Ven, hagamos canciones al Señor; enviando voces alegres a la Roca de nuestra salvación. 
Vamos delante de su rostro con alabanzas; y hacer melodía con canciones sagradas. 
Porque el Señor es un gran Dios y un gran Rey sobre todos los dioses. 
Los lugares profundos de la tierra están en su mano; y las cimas de las montañas son suyas. 
El mar es suyo, y él lo hizo; y la tierra seca fue formada por sus manos. 
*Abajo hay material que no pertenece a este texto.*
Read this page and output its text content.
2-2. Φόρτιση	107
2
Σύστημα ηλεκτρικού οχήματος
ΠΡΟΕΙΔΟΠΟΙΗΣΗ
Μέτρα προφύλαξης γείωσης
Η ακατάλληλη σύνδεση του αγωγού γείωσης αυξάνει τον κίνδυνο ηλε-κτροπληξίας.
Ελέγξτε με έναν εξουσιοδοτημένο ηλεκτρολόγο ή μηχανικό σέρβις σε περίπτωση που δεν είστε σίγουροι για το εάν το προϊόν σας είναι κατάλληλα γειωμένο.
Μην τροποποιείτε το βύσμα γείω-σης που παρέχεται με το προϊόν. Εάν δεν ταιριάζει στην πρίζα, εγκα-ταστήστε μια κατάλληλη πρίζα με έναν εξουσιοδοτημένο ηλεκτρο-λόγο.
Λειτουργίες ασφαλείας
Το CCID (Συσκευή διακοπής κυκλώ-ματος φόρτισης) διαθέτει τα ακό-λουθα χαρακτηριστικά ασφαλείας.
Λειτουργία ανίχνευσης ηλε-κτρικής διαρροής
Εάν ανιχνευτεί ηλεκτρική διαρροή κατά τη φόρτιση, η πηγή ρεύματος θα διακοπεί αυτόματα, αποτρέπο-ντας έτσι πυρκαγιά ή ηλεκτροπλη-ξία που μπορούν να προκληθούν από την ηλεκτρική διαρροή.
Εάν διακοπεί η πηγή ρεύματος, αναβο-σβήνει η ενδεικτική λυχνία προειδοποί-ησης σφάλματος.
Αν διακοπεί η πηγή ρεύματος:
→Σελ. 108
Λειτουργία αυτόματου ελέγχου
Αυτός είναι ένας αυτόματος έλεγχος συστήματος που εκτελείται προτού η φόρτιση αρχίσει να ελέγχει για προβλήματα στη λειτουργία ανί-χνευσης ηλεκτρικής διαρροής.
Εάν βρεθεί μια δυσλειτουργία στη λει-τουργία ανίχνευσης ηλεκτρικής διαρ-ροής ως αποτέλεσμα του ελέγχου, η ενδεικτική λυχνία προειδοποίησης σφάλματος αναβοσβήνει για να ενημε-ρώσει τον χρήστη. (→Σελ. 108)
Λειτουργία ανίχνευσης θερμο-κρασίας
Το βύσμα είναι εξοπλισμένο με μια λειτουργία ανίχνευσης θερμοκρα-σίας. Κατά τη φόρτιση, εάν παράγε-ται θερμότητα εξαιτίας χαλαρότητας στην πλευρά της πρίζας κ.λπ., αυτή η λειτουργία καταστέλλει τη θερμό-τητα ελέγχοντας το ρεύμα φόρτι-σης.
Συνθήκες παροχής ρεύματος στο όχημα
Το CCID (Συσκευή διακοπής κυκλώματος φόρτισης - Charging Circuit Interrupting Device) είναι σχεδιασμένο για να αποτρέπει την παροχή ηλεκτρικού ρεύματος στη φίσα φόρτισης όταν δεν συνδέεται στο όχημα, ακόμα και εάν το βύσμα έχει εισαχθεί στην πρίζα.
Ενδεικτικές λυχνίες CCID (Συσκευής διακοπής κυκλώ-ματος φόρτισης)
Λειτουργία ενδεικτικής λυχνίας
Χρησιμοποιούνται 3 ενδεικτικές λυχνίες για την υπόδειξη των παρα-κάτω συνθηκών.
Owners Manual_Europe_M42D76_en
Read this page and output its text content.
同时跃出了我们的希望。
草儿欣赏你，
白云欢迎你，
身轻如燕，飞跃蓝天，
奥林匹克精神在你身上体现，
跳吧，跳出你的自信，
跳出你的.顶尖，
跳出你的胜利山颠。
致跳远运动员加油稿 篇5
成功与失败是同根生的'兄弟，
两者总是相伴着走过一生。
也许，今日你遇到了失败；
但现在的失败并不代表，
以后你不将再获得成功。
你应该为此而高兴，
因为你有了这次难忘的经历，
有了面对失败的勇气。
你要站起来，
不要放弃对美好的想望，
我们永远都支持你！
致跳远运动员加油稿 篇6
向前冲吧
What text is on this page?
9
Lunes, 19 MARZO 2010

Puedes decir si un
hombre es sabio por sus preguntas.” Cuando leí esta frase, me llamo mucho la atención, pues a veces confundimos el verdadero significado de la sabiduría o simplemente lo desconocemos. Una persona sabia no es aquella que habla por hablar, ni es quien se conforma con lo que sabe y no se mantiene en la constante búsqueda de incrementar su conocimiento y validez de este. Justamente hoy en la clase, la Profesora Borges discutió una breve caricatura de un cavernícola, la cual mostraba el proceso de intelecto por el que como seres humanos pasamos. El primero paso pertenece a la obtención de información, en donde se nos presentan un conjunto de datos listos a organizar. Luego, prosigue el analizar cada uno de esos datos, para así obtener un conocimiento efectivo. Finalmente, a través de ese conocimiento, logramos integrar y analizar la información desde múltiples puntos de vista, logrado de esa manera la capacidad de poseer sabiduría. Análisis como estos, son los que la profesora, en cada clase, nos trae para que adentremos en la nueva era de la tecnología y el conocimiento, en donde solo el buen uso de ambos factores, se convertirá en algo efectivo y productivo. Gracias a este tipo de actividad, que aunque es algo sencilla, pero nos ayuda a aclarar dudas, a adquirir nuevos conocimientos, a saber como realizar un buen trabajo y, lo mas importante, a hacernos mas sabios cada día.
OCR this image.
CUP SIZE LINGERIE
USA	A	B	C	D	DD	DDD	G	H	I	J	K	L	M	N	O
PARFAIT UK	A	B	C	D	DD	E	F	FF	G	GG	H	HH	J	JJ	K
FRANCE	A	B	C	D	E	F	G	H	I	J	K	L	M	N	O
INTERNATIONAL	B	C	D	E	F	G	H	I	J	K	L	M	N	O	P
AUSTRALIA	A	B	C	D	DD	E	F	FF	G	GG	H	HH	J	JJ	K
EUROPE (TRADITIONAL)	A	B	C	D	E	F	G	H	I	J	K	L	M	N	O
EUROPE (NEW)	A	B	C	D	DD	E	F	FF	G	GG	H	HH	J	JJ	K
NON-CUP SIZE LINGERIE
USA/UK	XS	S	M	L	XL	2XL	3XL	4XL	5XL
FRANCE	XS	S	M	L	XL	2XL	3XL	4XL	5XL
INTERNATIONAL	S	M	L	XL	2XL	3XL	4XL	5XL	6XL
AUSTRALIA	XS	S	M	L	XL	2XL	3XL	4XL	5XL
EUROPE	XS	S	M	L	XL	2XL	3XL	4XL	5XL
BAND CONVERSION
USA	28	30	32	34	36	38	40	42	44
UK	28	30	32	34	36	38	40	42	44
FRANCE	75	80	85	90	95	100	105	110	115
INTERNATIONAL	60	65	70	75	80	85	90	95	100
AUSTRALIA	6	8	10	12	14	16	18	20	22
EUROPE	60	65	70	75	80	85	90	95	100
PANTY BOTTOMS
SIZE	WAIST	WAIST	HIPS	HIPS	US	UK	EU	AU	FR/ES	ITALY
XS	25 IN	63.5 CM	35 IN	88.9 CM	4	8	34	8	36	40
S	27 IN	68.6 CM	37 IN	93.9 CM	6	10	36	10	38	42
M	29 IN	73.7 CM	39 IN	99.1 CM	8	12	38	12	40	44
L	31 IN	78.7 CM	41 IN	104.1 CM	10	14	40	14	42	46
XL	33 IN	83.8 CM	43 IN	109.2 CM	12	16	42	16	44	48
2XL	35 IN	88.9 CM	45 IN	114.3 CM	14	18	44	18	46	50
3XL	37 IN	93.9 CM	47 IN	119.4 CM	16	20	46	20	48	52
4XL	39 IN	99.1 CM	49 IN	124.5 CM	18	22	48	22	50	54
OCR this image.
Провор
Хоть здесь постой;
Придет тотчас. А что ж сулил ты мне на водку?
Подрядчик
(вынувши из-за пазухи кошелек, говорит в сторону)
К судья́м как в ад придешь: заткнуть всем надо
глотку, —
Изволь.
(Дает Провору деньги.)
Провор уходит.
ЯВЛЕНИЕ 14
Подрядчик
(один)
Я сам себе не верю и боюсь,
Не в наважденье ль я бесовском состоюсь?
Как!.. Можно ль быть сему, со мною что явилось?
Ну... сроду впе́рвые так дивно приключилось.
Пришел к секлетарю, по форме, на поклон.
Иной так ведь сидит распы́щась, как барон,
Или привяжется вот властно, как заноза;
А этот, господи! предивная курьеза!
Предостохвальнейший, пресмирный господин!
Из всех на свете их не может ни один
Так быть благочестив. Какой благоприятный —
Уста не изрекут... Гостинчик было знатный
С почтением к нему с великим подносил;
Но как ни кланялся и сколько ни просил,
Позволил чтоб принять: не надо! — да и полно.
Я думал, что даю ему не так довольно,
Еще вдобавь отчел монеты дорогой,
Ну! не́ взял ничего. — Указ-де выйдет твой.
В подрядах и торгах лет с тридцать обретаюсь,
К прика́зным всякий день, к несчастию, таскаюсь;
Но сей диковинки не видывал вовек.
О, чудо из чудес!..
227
Oh, ven, adoraremos, cayendo de rodillas ante el Señor nuestro Hacedor. 
Porque él es nuestro Dios; y nosotros somos las personas a quienes da de comer, y las ovejas de su rebaño. ¡Hoy, si solo escuchas su voz! 
No sean duros sus corazones, como en Meriba, como en el día de Masah en el desierto; 
Cuando tus padres me pusieron a prueba y vieron mi poder y mis obras. 
Por cuarenta años me enojé con esta generación, y dije: Son un pueblo cuyos corazones se apartaron de mí, porque no conocen mis caminos; 
Y juré en mi ira que no entraran en mi lugar de reposo.